Jah Shaka is renowned primarily for playing dub reggae. Old recordings of his sessions reveal commitment to a classic style: a vocal tune played, then followed by the instrumental version, so as to create an elongated piece of music stitched together by a downpour of psychedelic siren effects. Lyrics were important, but the deep contours of a bass line more-so.
Saxon was different, as Les explains: “It was the platform for a new generation of MCs, or what came to be known as fast style MCs. It was absolutely about lyricism. Saxon came to prominence a little bit later.”
The MCs who represented Saxon are now legendary. Their crew counted Papa Levi, Maxi Priest, Smiley Culture and Tippa Irie, all top selling singers who enjoyed brief bouts of pop-star fame at the height of their careers. The style that they practised fed directly into the development of hip-hop both in the US and the UK.
Jah Shaka and Saxon were the biggest sound-systems (in terms of popularity and sonic force) to come out of Lewisham but were also part of a much wider network that encompassed London and many other parts of England.

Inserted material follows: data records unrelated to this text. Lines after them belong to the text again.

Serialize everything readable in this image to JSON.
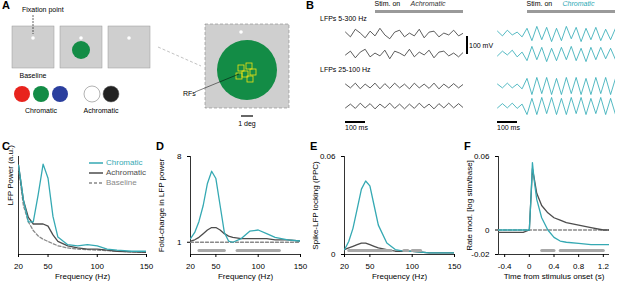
{
  "panel_labels": [
    "A",
    "B",
    "C",
    "D",
    "E",
    "F"
  ],
  "diagram": {
    "fixation_label": "Fixation point",
    "baseline_label": "Baseline",
    "chromatic_label": "Chromatic",
    "chromatic_colors": [
      "#e8231d",
      "#138c46",
      "#2b3f9e"
    ],
    "achromatic_label": "Achromatic",
    "achromatic_colors": [
      "#ffffff",
      "#222222"
    ],
    "rf_label": "RFs",
    "scale_label": "1 deg"
  },
  "traces": {
    "type": "line",
    "top_label": "LFPs 5-300 Hz",
    "bottom_label": "LFPs 25-100 Hz",
    "stim_label": "Stim. on",
    "stim_onset": 6,
    "voltage_scale": "100 mV",
    "time_scale": "100 ms",
    "tick_labels": false,
    "xlim": [
      0,
      24
    ],
    "ylim": [
      -1,
      1
    ],
    "x": [
      0,
      1,
      2,
      3,
      4,
      5,
      6,
      7,
      8,
      9,
      10,
      11,
      12,
      13,
      14,
      15,
      16,
      17,
      18,
      19,
      20,
      21,
      22,
      23,
      24
    ],
    "conditions": [
      {
        "name": "Achromatic",
        "color": "#333333",
        "series": [
          [
            0.2,
            -0.3,
            0.5,
            0.1,
            -0.4,
            0.3,
            -0.2,
            0.6,
            -0.1,
            -0.5,
            0.2,
            0.4,
            -0.3,
            0.1,
            -0.2,
            0.5,
            -0.4,
            0.2,
            0.3,
            -0.3,
            0.1,
            -0.1,
            0.4,
            -0.2,
            0.1
          ],
          [
            -0.1,
            0.3,
            -0.4,
            0.2,
            0.5,
            -0.3,
            0.1,
            -0.2,
            0.4,
            -0.5,
            0.3,
            0.1,
            -0.2,
            0.5,
            -0.3,
            0.2,
            -0.1,
            0.4,
            -0.4,
            0.2,
            0.3,
            -0.2,
            0.1,
            -0.3,
            0.2
          ],
          [
            0.2,
            -0.2,
            0.3,
            -0.3,
            0.2,
            -0.2,
            0.3,
            -0.3,
            0.25,
            -0.25,
            0.3,
            -0.2,
            0.2,
            -0.3,
            0.3,
            -0.2,
            0.2,
            -0.25,
            0.3,
            -0.3,
            0.2,
            -0.2,
            0.25,
            -0.2,
            0.2
          ],
          [
            -0.2,
            0.2,
            -0.25,
            0.3,
            -0.2,
            0.25,
            -0.3,
            0.2,
            -0.2,
            0.3,
            -0.25,
            0.2,
            -0.3,
            0.2,
            -0.25,
            0.3,
            -0.2,
            0.2,
            -0.3,
            0.25,
            -0.2,
            0.3,
            -0.2,
            0.25,
            -0.2
          ]
        ]
      },
      {
        "name": "Chromatic",
        "color": "#2aa8b4",
        "series": [
          [
            0.3,
            -0.2,
            0.4,
            -0.1,
            0.2,
            -0.3,
            0.6,
            -0.7,
            0.8,
            -0.6,
            0.7,
            -0.8,
            0.6,
            -0.7,
            0.8,
            -0.5,
            0.7,
            -0.8,
            0.6,
            -0.6,
            0.7,
            -0.7,
            0.5,
            -0.6,
            0.6
          ],
          [
            -0.2,
            0.3,
            -0.1,
            0.4,
            -0.3,
            0.2,
            -0.7,
            0.8,
            -0.6,
            0.7,
            -0.8,
            0.6,
            -0.7,
            0.7,
            -0.6,
            0.8,
            -0.7,
            0.6,
            -0.8,
            0.7,
            -0.6,
            0.7,
            -0.5,
            0.6,
            -0.6
          ],
          [
            0.2,
            -0.2,
            0.3,
            -0.2,
            0.2,
            -0.3,
            0.8,
            -0.9,
            0.9,
            -0.8,
            0.9,
            -0.9,
            0.8,
            -0.9,
            0.9,
            -0.8,
            0.9,
            -0.9,
            0.8,
            -0.9,
            0.9,
            -0.8,
            0.9,
            -0.9,
            0.8
          ],
          [
            -0.2,
            0.25,
            -0.2,
            0.3,
            -0.25,
            0.2,
            -0.9,
            0.8,
            -0.9,
            0.9,
            -0.8,
            0.9,
            -0.9,
            0.8,
            -0.9,
            0.9,
            -0.8,
            0.9,
            -0.9,
            0.8,
            -0.8,
            0.9,
            -0.9,
            0.8,
            -0.9
          ]
        ]
      }
    ]
  },
  "chart_data": [
    {
      "type": "line",
      "ylabel": "LFP Power (a.u.)",
      "xlabel": "Frequency (Hz)",
      "x": [
        20,
        25,
        30,
        35,
        40,
        45,
        50,
        55,
        60,
        70,
        80,
        90,
        100,
        110,
        120,
        135,
        150
      ],
      "xlim": [
        20,
        150
      ],
      "xticks": [
        20,
        50,
        100,
        150
      ],
      "ylim": [
        0,
        0.9
      ],
      "tick_labels": "x",
      "legend": "top-right",
      "series": [
        {
          "name": "Chromatic",
          "color": "#35a9b3",
          "values": [
            0.82,
            0.5,
            0.3,
            0.3,
            0.55,
            0.83,
            0.7,
            0.35,
            0.16,
            0.09,
            0.08,
            0.09,
            0.08,
            0.05,
            0.04,
            0.03,
            0.03
          ]
        },
        {
          "name": "Achromatic",
          "color": "#4d4d4d",
          "values": [
            0.82,
            0.5,
            0.34,
            0.28,
            0.28,
            0.28,
            0.26,
            0.18,
            0.12,
            0.08,
            0.06,
            0.05,
            0.05,
            0.04,
            0.03,
            0.025,
            0.02
          ]
        },
        {
          "name": "Baseline",
          "color": "#888888",
          "line_style": "dashed",
          "values": [
            0.8,
            0.45,
            0.3,
            0.22,
            0.17,
            0.14,
            0.12,
            0.1,
            0.08,
            0.06,
            0.05,
            0.045,
            0.04,
            0.035,
            0.03,
            0.025,
            0.02
          ]
        }
      ]
    },
    {
      "type": "line",
      "ylabel": "Fold-change in LFP power",
      "xlabel": "Frequency (Hz)",
      "x": [
        20,
        25,
        30,
        35,
        40,
        45,
        50,
        55,
        60,
        65,
        70,
        80,
        90,
        100,
        110,
        120,
        135,
        150
      ],
      "xlim": [
        20,
        150
      ],
      "xticks": [
        20,
        50,
        100,
        150
      ],
      "ylim": [
        0,
        8
      ],
      "yticks": [
        1,
        8
      ],
      "significant_ranges": [
        [
          30,
          60
        ],
        [
          75,
          125
        ]
      ],
      "series": [
        {
          "name": "Chromatic",
          "color": "#35a9b3",
          "values": [
            1.3,
            1.8,
            2.7,
            4.0,
            5.8,
            6.8,
            6.2,
            4.0,
            1.8,
            1.1,
            1.0,
            1.3,
            1.9,
            2.0,
            1.7,
            1.4,
            1.2,
            1.1
          ]
        },
        {
          "name": "Achromatic",
          "color": "#4d4d4d",
          "values": [
            1.1,
            1.2,
            1.4,
            1.7,
            2.0,
            2.2,
            2.2,
            2.0,
            1.7,
            1.5,
            1.4,
            1.3,
            1.3,
            1.3,
            1.3,
            1.2,
            1.2,
            1.1
          ]
        },
        {
          "name": "Baseline",
          "color": "#888888",
          "line_style": "dashed",
          "values": [
            1,
            1,
            1,
            1,
            1,
            1,
            1,
            1,
            1,
            1,
            1,
            1,
            1,
            1,
            1,
            1,
            1,
            1
          ]
        }
      ]
    },
    {
      "type": "line",
      "ylabel": "Spike-LFP locking (PPC)",
      "xlabel": "Frequency (Hz)",
      "x": [
        20,
        25,
        30,
        35,
        40,
        45,
        50,
        55,
        60,
        70,
        80,
        90,
        100,
        120,
        150
      ],
      "xlim": [
        20,
        150
      ],
      "xticks": [
        20,
        50,
        100,
        150
      ],
      "ylim": [
        0,
        0.06
      ],
      "yticks": [
        0,
        0.06
      ],
      "significant_ranges": [
        [
          25,
          75
        ],
        [
          90,
          95
        ],
        [
          100,
          110
        ]
      ],
      "series": [
        {
          "name": "Chromatic",
          "color": "#35a9b3",
          "values": [
            0.003,
            0.008,
            0.016,
            0.028,
            0.04,
            0.045,
            0.042,
            0.03,
            0.018,
            0.007,
            0.003,
            0.002,
            0.002,
            0.001,
            0.001
          ]
        },
        {
          "name": "Achromatic",
          "color": "#4d4d4d",
          "values": [
            0.003,
            0.004,
            0.005,
            0.006,
            0.007,
            0.007,
            0.006,
            0.005,
            0.004,
            0.003,
            0.002,
            0.002,
            0.002,
            0.001,
            0.001
          ]
        }
      ]
    },
    {
      "type": "line",
      "ylabel": "Rate mod. [log stim/base]",
      "xlabel": "Time from stimulus onset (s)",
      "x": [
        -0.5,
        -0.3,
        -0.1,
        0,
        0.03,
        0.05,
        0.08,
        0.12,
        0.2,
        0.3,
        0.4,
        0.5,
        0.6,
        0.8,
        1.0,
        1.2,
        1.3
      ],
      "xlim": [
        -0.5,
        1.3
      ],
      "xticks": [
        -0.4,
        0,
        0.4,
        0.8,
        1.2
      ],
      "ylim": [
        -0.02,
        0.06
      ],
      "yticks": [
        -0.02,
        0,
        0.06
      ],
      "significant_ranges": [
        [
          0.2,
          0.4
        ],
        [
          0.5,
          1.2
        ]
      ],
      "series": [
        {
          "name": "Chromatic",
          "color": "#35a9b3",
          "values": [
            0,
            0,
            0,
            0,
            0.03,
            0.055,
            0.04,
            0.025,
            0.01,
            0.0,
            -0.006,
            -0.009,
            -0.01,
            -0.011,
            -0.012,
            -0.012,
            -0.012
          ]
        },
        {
          "name": "Achromatic",
          "color": "#4d4d4d",
          "values": [
            -0.002,
            -0.002,
            -0.002,
            0,
            0.03,
            0.05,
            0.042,
            0.03,
            0.02,
            0.014,
            0.01,
            0.008,
            0.006,
            0.004,
            0.002,
            0.0,
            0.0
          ]
        },
        {
          "name": "Baseline",
          "color": "#888888",
          "line_style": "dashed",
          "values": [
            0,
            0,
            0,
            0,
            0,
            0,
            0,
            0,
            0,
            0,
            0,
            0,
            0,
            0,
            0,
            0,
            0
          ]
        }
      ]
    }
  ]
}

From the late 1970’s to the mid 80’s when the reggae phenomenon was hitting a peak of popularity, sound-systems prospered. And at the time, south-east London reverberated with the sounds of Kingston, Jamaica.
Sounds such as Jah Shaka and Saxon pioneered vital forms of reggae music, and they were also highly culturally significant. They represented the communities in which they were situated and created a space in which people could come together.
“The sound-system men were businessmen; they were running dances but they were catering to an audience that wasn’t being catered to, not only in mainstream society, but in the context of this part of London. A part of London that is deeply implicated in the history of empire.”
“One of the things I think was so important about the dynamism and innovative nature of Lewisham based sounds, especially Saxon, is that they were so often working with translation. It wasn’t a replication of culture in London, but a culture of translation that brought Kingston and Lewisham into dialogue and made Kingston and Lewisham mutually recognisable.”
During sound-system dances London’s black population could escape segregation and find empowerment, . : “It wasn’t just a space to live and be free in the night-time hours, it was also a place in which the music was being used almost as a kind of resource, a kind of sound-track, upon which the history of the present, the experience of what it meant to be young and black in that time, was also being recorded, written, commented on.”
One of Back’s former students, Lez Henry, used to help out on Jah Shaka’s sound-system as a teenager before making a name for himself as a deejay under the name Lezlee Lyrics. He has also taught in the sociology department at Goldsmiths and continues to work as a social anthropologist. He too expresses the importance of sound-systems: “Music was the mainstay of our communities. I think that if it wasn’t for reggae sound-systems, black youth would have rioted and probably destroyed half of London. Sometimes, the only thing that would calm you down was the music or the words from the deejay. It was a healing space. A lot of it cooled us down, because we were under some heavy shit.”
As a deejay, Lez toured the country and was a regular on the Lewisham scene: “We set up sound-systems wherever we could. We were using warehouses and garages. We’d capture houses. You name it. White people did not generally hire out their clubs to us. That’s the bottom line. So we used to appropriate spaces and perform.”
“We would say we’re gonna have a dance today in 407 New Cross road. We’d set up in there, the police would come and raid it. Someone else would say; ‘There’s another house down the road.’ We’d go down and string up in there and move the dance there. That’s how we used to do it.”
Lez can recollect a time when dances occurred every night in Lewisham. These days, you’re more likely to hear reggae booming out of passing cars or tumbling out of barber shops than on a sound-system. Jah Shaka now plays in North London and Saxon appear s every so often at special events. If you’re lucky, you can find a small sound set up in Deptford on the odd occasion.
Reggae is still very much a relevant form but cultural focus has changed, as Les Back points out: “That 1980’s version of reggae culture – that moment has passed and shifted. It’s become a historical moment rather than a current moment. But I think those forms; those types of production of music and the sculpting of sound have had a lasting effect. It informs all of the history of the emergence of dance music culture in this country.”